Exploring ornate Springdale, sunken ballroom and all
Springdale Mansion anchored York’s south side from when it was built at Congressman Charles Barnitz’s residence in 1828 to when it was demolished in 1954. See drawing of the mansion’s carriage house below. (Photos courtesy, York County Heritage Trust.) Background post: Former Hahn mansion: ‘I thought it would make the most spectacular funeral home’ and About Davy Crockett at Springdale Mansion: ‘He is the biggest fool I ever saw’.
Springdale Mansion figured prominently as part of a York tour presented in my York Sunday News column. See ‘A Sunday drive through York’s past’.
Some additional details about Springdale that I did not include because of space:
— The Springdale estate, under Grier Hersh’s ownership, expanded to 400 acres from Boundary Avenue to Violet Hill.
— York’s first golf course was part of that estate.

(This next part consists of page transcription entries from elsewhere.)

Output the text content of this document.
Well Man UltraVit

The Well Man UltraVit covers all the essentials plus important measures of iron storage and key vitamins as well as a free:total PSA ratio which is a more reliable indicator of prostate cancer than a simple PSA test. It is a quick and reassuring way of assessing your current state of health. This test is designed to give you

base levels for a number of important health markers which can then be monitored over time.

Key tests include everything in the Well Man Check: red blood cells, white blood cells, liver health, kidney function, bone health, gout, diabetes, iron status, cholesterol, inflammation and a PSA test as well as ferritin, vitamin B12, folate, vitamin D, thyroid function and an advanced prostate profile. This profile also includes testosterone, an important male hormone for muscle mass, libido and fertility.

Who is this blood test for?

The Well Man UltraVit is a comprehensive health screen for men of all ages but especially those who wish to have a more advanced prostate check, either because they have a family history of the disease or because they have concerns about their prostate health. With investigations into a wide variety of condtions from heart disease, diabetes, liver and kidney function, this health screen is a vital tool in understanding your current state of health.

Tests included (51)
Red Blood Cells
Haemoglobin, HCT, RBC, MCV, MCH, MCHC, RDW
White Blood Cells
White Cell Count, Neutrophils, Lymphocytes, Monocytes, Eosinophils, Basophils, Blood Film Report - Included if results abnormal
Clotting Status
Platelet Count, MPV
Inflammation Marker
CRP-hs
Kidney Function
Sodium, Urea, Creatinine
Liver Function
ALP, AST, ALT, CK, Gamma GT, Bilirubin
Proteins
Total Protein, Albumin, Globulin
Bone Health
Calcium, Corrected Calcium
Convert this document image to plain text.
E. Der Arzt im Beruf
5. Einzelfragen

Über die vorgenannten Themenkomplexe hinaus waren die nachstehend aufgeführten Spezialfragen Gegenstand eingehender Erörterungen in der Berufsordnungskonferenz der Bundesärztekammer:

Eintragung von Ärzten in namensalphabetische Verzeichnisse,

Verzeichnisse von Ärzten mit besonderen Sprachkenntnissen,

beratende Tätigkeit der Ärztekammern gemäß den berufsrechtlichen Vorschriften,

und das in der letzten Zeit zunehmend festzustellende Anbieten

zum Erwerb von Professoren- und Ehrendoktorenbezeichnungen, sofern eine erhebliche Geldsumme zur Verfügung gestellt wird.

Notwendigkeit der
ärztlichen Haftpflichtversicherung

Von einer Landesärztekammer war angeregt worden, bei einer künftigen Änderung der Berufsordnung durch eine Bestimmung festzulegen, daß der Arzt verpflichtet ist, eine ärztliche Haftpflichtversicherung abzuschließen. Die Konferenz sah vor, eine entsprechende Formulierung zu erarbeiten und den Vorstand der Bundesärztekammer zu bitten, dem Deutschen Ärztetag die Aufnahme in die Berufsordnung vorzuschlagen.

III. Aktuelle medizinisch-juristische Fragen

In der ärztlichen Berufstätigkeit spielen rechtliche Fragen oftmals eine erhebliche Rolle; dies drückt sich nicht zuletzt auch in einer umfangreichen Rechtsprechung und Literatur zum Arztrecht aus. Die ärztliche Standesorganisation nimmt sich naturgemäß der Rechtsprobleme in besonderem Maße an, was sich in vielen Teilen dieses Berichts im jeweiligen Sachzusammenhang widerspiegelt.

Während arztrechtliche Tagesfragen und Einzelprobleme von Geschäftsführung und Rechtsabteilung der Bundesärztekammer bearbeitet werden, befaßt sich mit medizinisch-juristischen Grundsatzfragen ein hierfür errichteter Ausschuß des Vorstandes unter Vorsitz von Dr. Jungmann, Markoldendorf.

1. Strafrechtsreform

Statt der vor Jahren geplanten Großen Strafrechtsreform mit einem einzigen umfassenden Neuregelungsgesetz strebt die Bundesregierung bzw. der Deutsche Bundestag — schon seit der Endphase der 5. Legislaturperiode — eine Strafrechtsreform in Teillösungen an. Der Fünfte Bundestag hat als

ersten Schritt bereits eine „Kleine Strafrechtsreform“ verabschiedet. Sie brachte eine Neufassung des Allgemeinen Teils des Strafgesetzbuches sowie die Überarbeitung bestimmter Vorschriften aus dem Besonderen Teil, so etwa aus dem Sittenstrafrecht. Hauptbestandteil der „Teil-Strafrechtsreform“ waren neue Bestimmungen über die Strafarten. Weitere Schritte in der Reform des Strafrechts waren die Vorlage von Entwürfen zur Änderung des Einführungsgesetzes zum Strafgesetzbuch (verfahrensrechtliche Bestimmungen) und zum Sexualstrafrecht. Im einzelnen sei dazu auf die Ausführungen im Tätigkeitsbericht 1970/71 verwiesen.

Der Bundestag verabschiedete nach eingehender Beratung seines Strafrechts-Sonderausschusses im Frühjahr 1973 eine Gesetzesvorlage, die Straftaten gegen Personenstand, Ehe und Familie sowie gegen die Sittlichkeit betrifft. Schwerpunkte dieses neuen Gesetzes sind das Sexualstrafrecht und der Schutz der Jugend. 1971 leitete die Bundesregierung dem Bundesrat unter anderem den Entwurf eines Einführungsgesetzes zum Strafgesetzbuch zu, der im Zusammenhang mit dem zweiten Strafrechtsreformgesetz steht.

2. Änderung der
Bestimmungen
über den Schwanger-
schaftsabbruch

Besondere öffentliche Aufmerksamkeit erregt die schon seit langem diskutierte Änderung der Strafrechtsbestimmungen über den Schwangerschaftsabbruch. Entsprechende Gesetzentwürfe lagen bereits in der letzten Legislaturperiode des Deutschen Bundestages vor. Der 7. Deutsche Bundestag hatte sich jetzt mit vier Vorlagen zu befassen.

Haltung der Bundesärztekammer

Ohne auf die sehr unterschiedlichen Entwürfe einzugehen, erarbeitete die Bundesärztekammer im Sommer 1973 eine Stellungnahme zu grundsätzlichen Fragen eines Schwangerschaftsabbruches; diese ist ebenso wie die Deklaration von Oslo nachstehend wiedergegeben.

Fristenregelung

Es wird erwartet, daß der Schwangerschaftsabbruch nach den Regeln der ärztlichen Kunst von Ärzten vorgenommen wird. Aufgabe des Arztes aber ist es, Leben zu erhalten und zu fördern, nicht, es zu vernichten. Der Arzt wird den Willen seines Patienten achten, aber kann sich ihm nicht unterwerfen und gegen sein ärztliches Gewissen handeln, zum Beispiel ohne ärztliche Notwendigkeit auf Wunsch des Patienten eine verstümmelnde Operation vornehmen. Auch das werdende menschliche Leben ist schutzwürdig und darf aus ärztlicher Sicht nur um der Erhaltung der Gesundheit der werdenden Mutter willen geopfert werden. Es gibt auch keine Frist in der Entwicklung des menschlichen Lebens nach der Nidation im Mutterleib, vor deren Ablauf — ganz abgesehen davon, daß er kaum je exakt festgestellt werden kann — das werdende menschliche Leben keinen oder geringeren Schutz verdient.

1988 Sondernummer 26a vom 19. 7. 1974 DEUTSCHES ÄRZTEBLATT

York College later was built on part of that golf course.
— York Hospital sits on land that was formerly part of the estate.
— Charles Pechenek acquired the Springdale property from the Hersh estate in 1945, and remodeled the carriage house into his own residence.
— He demolished the now-deteriorating mansion in 1954.
— Fully built up, the mansion included 40 rooms.
— Here’s a description of the mansion’s ballroom, from a Springdale booklet at the York County Heritage Trust:
The ballroom was on a lower level than the reception hall reached by wide steps from the entrance. Four large windows at each corner made the room appear octagonal. The leaded windows were called birdseye glass because each pane had a bubble blown in it to resemble a bird’s eye. The steps leading down to the ballroom provided a kind of stage by which costumed ladies could make an entrance .. .
— York Hospital purchased the carriage house from the Pechenek estate, remodeled it and used it as a conference center. The Unitarian Universalist congregation later acquired the carriage house and property from the hospital.
Springdale’s Carriage House stands today, part of the Unitarian Universalist complex that occupies the former mansion site.